About latencies

Latency is unavoidable when working with digital signal processing since the analog signal has to be converted into a digital signal in the first place. Next the digital signal has to be processed and then again re-converted into an analog signal. The amount of time for the A/D and D/A conversion and signal processing is typically:

  Delay equivalent distance *)
A/D converter 0.5 ms 0.17 m
D/A converter 0.5 ms 0.17 m
Buffering for digital signal processing **) typically
3.5 - 30 ms
1.16 m - 9.90 m

*) For example as the velocity of sound is approx. 330 m/s, the sound needs 1 ms for 0.33 m.

**) For example at a sampling rate of 44.1 kHz and a buffer size of 1024 samples you need at least 1024/44.1 ms = 23.2 ms to fill the buffer.

So what?

... you might think. But: The greater the delay the harder it is to exactly hit the metronome beat.

For example on larger stages you need to have the drums on the monitoring speakers as it is hard to play tight on the groove when the drum set is farther away than approximately 3 m.

My recording experiences are:

Delay Equivalent Distance Feeling to hit the Metronome
4.5 ms 1.5 m Excellent
6 ms 2.0 m Good
10 ms 3.3 m Ok
15 ms 5 m Difficult
> 15 ms > 5m Awful

When playing acoustic piano or acoustic guitar there is typically a distance of 1-2 m from the sound source to the player´s ears. And also for electric guitars a distance of 3 m from the speaker to the player is still OK. But if you try to play for example with the help of a wireless equipment 10 m and more away from the speakers, then it feels like playing on another planet because of the latencies.

Singers hear their own voice directly in their head because of the sound transmission through the bones. The smallest delay results in a comb filter effect which means that some frequencies will be extinguished and the voice sounds somehow strange. So despite of being used to this effect from typical monitoring situations on stage it´s of course a pleasure for singers having an analog mixer and an in-ear-monitoring system or headphones.
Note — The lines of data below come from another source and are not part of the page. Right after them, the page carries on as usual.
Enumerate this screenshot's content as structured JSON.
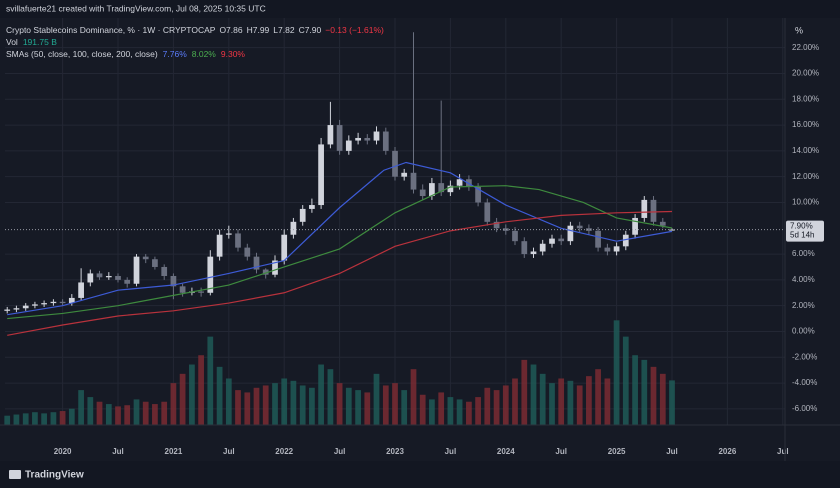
{
  "header": {
    "credit": "svillafuerte21 created with TradingView.com, Jul 08, 2025 10:35 UTC",
    "symbol": "Crypto Stablecoins Dominance, % · 1W · CRYPTOCAP",
    "ohlc": [
      "O7.86",
      "H7.99",
      "L7.82",
      "C7.90",
      "−0.13 (−1.61%)"
    ],
    "vol_label": "Vol",
    "vol_value": "191.75 B",
    "sma_label": "SMAs (50, close, 100, close, 200, close)",
    "sma_values": [
      "7.76%",
      "8.02%",
      "9.30%"
    ]
  },
  "chart_data": {
    "type": "candlestick",
    "x": [
      2019.5,
      2019.583,
      2019.667,
      2019.75,
      2019.833,
      2019.917,
      2020,
      2020.083,
      2020.167,
      2020.25,
      2020.333,
      2020.417,
      2020.5,
      2020.583,
      2020.667,
      2020.75,
      2020.833,
      2020.917,
      2021,
      2021.083,
      2021.167,
      2021.25,
      2021.333,
      2021.417,
      2021.5,
      2021.583,
      2021.667,
      2021.75,
      2021.833,
      2021.917,
      2022,
      2022.083,
      2022.167,
      2022.25,
      2022.333,
      2022.417,
      2022.5,
      2022.583,
      2022.667,
      2022.75,
      2022.833,
      2022.917,
      2023,
      2023.083,
      2023.167,
      2023.25,
      2023.333,
      2023.417,
      2023.5,
      2023.583,
      2023.667,
      2023.75,
      2023.833,
      2023.917,
      2024,
      2024.083,
      2024.167,
      2024.25,
      2024.333,
      2024.417,
      2024.5,
      2024.583,
      2024.667,
      2024.75,
      2024.833,
      2024.917,
      2025,
      2025.083,
      2025.167,
      2025.25,
      2025.333,
      2025.417,
      2025.5
    ],
    "open": [
      1.6,
      1.7,
      1.8,
      2.0,
      2.1,
      2.2,
      2.3,
      2.2,
      2.6,
      3.8,
      4.5,
      4.2,
      4.3,
      4.0,
      3.7,
      5.8,
      5.6,
      5.0,
      4.3,
      3.5,
      3.0,
      3.1,
      3.0,
      5.8,
      7.5,
      7.6,
      6.5,
      5.8,
      4.8,
      4.4,
      5.5,
      7.5,
      8.5,
      9.5,
      9.8,
      14.5,
      16.0,
      14.0,
      14.8,
      15.0,
      14.8,
      15.5,
      14.0,
      12.0,
      12.3,
      11.0,
      10.5,
      11.5,
      10.8,
      11.3,
      11.8,
      11.2,
      10.0,
      8.5,
      8.0,
      7.8,
      7.0,
      6.0,
      6.2,
      6.8,
      7.2,
      7.0,
      8.2,
      8.0,
      7.8,
      6.5,
      6.2,
      6.6,
      7.5,
      8.8,
      10.2,
      8.5,
      7.86
    ],
    "high": [
      1.9,
      2.0,
      2.2,
      2.3,
      2.4,
      2.5,
      2.5,
      2.9,
      4.9,
      4.8,
      4.7,
      4.6,
      4.5,
      4.2,
      6.0,
      6.0,
      5.8,
      5.2,
      4.5,
      3.7,
      3.4,
      3.4,
      6.3,
      7.9,
      8.2,
      7.9,
      6.8,
      6.1,
      4.9,
      5.9,
      7.9,
      8.8,
      9.8,
      10.3,
      15.0,
      17.8,
      16.4,
      15.2,
      15.4,
      15.3,
      15.9,
      15.8,
      14.3,
      12.6,
      23.2,
      11.4,
      11.9,
      17.9,
      11.7,
      12.2,
      12.1,
      11.5,
      10.3,
      8.8,
      8.3,
      8.1,
      7.3,
      6.5,
      7.1,
      7.5,
      7.5,
      8.5,
      8.5,
      8.3,
      8.1,
      6.8,
      6.9,
      7.8,
      9.1,
      10.5,
      10.5,
      8.8,
      7.99
    ],
    "low": [
      1.4,
      1.5,
      1.6,
      1.8,
      1.9,
      2.0,
      2.0,
      2.0,
      2.4,
      3.5,
      4.0,
      4.0,
      3.8,
      3.4,
      3.5,
      5.3,
      4.8,
      4.0,
      2.5,
      2.7,
      2.8,
      2.7,
      2.8,
      5.5,
      7.2,
      6.2,
      5.5,
      4.5,
      4.1,
      4.2,
      5.2,
      7.2,
      8.2,
      9.2,
      9.5,
      14.2,
      13.7,
      13.7,
      14.5,
      14.5,
      14.5,
      13.7,
      11.7,
      11.7,
      10.7,
      10.2,
      10.2,
      10.5,
      10.5,
      11.0,
      10.9,
      9.7,
      8.2,
      7.7,
      7.5,
      6.7,
      5.7,
      5.7,
      5.9,
      6.5,
      6.7,
      6.7,
      7.7,
      7.5,
      6.2,
      5.9,
      5.9,
      6.3,
      7.2,
      8.5,
      8.2,
      8.0,
      7.82
    ],
    "close": [
      1.7,
      1.8,
      2.0,
      2.1,
      2.2,
      2.3,
      2.2,
      2.6,
      3.8,
      4.5,
      4.2,
      4.3,
      4.0,
      3.7,
      5.8,
      5.6,
      5.0,
      4.3,
      3.5,
      3.0,
      3.1,
      3.0,
      5.8,
      7.5,
      7.6,
      6.5,
      5.8,
      4.8,
      4.4,
      5.5,
      7.5,
      8.5,
      9.5,
      9.8,
      14.5,
      16.0,
      14.0,
      14.8,
      15.0,
      14.8,
      15.5,
      14.0,
      12.0,
      12.3,
      11.0,
      10.5,
      11.5,
      10.8,
      11.3,
      11.8,
      11.2,
      10.0,
      8.5,
      8.0,
      7.8,
      7.0,
      6.0,
      6.2,
      6.8,
      7.2,
      7.0,
      8.2,
      8.0,
      7.8,
      6.5,
      6.2,
      6.6,
      7.5,
      8.8,
      10.2,
      8.5,
      8.2,
      7.9
    ],
    "up_color": "#d1d4dc",
    "down_color": "#6b7080",
    "volume": {
      "axis": "y2",
      "up_color": "#1e5b57",
      "down_color": "#7a2c33",
      "values": [
        40,
        45,
        50,
        55,
        50,
        55,
        60,
        70,
        150,
        120,
        100,
        90,
        80,
        85,
        110,
        100,
        90,
        100,
        180,
        220,
        260,
        300,
        380,
        250,
        200,
        150,
        140,
        160,
        170,
        180,
        200,
        190,
        170,
        160,
        260,
        240,
        180,
        160,
        150,
        140,
        220,
        170,
        180,
        150,
        240,
        130,
        110,
        140,
        120,
        110,
        100,
        120,
        160,
        150,
        170,
        200,
        280,
        260,
        220,
        180,
        200,
        190,
        170,
        210,
        240,
        200,
        450,
        380,
        300,
        280,
        250,
        220,
        191.75
      ]
    },
    "series": [
      {
        "color": "#3d5bd6",
        "x": [
          2019.5,
          2020.0,
          2020.5,
          2021.0,
          2021.5,
          2022.0,
          2022.5,
          2022.9,
          2023.1,
          2023.5,
          2024.0,
          2024.5,
          2025.0,
          2025.5
        ],
        "values": [
          1.3,
          2.0,
          3.2,
          3.6,
          4.5,
          5.5,
          9.6,
          12.5,
          13.1,
          12.3,
          9.8,
          8.0,
          7.0,
          7.76
        ]
      },
      {
        "color": "#3e8a3e",
        "x": [
          2019.5,
          2020.0,
          2020.5,
          2021.0,
          2021.5,
          2022.0,
          2022.5,
          2023.0,
          2023.5,
          2024.0,
          2024.3,
          2024.7,
          2025.0,
          2025.5
        ],
        "values": [
          1.0,
          1.4,
          2.0,
          2.8,
          3.6,
          5.0,
          6.4,
          9.2,
          11.2,
          11.3,
          11.0,
          10.0,
          8.8,
          8.02
        ]
      },
      {
        "color": "#b8323c",
        "x": [
          2019.5,
          2020.0,
          2020.5,
          2021.0,
          2021.5,
          2022.0,
          2022.5,
          2023.0,
          2023.5,
          2024.0,
          2024.5,
          2025.0,
          2025.5
        ],
        "values": [
          -0.3,
          0.5,
          1.2,
          1.6,
          2.2,
          3.0,
          4.5,
          6.6,
          7.8,
          8.5,
          9.0,
          9.2,
          9.3
        ]
      }
    ],
    "xlim": [
      2019.48,
      2026.52
    ],
    "ylim": [
      -7.25,
      24.3
    ],
    "y2lim": [
      0,
      1750
    ],
    "xticks": [
      2020,
      {
        "value": 2020.5,
        "label": "Jul"
      },
      2021,
      {
        "value": 2021.5,
        "label": "Jul"
      },
      2022,
      {
        "value": 2022.5,
        "label": "Jul"
      },
      2023,
      {
        "value": 2023.5,
        "label": "Jul"
      },
      2024,
      {
        "value": 2024.5,
        "label": "Jul"
      },
      2025,
      {
        "value": 2025.5,
        "label": "Jul"
      },
      2026,
      {
        "value": 2026.5,
        "label": "Jul"
      }
    ],
    "yticks": [
      {
        "value": 22,
        "label": "22.00%"
      },
      {
        "value": 20,
        "label": "20.00%"
      },
      {
        "value": 18,
        "label": "18.00%"
      },
      {
        "value": 16,
        "label": "16.00%"
      },
      {
        "value": 14,
        "label": "14.00%"
      },
      {
        "value": 12,
        "label": "12.00%"
      },
      {
        "value": 10,
        "label": "10.00%"
      },
      {
        "value": 6,
        "label": "6.00%"
      },
      {
        "value": 4,
        "label": "4.00%"
      },
      {
        "value": 2,
        "label": "2.00%"
      },
      {
        "value": 0,
        "label": "0.00%"
      },
      {
        "value": -2,
        "label": "-2.00%"
      },
      {
        "value": -4,
        "label": "-4.00%"
      },
      {
        "value": -6,
        "label": "-6.00%"
      }
    ],
    "grid": true,
    "unit_label": "%",
    "last_price": {
      "value": 7.9,
      "label": "7.90%",
      "countdown": "5d 14h"
    }
  },
  "footer": {
    "brand": "TradingView"
  }
}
The formula for the resulting amplitude of 2 overlapped equal signals where one is delayed is:

$$A(f)=2\bullet|\ cos(2\bullet\pi\bullet\ \frac{dt}{2})\ |$$ For example dt = 2 ms (that´s what today´s digital mixers are able to provide) results to extinctions (A=0) at 250 Hz, 750 Hz, 1250 Hz, 1750 Hz, 2250 Hz,... (250 Hz * 1, 3, 5, ...)

For older devices (dt = 10 ms) it´s even worse:
Extinctions (A=0) at 50 Hz, 150 Hz, 250 Hz, 350 Hz, 450 Hz,... (50 Hz * 1, 3, 5, ...)

As soon as in the future delay times are lesser than 0.033 ms (33 µs), this will lead to
extinctions (A=0) at 15 kHz, 45 kHz,... that probably no one will hear.

What to do?

There are several ways to avoid too great delays:

  • Hardware monitoring (analog signal will be put through): Most of the sound cards (even the cheaper ones) have some sort of direct analog recording out you can put through to your head phones. Of course your instrument is then "extra dry" (without any effect)
  • Better approach: Using an analog mixer between your instrument and the sound card device. Plug your instrument via DI box into the analog mixer and put one output to the digital recording system and one to the monitoring system.


Measure the delay!

This is an easy way to measure the delay:


1st Microphone

Head phones

2nd Microphone

Use a separate metronome and record the metronome beat with the 1st microphone

Send the sound to the head phones and record the output with a 2nd microphone (as near as possible).

Compare the two records: In this example there is a 40 ms delay.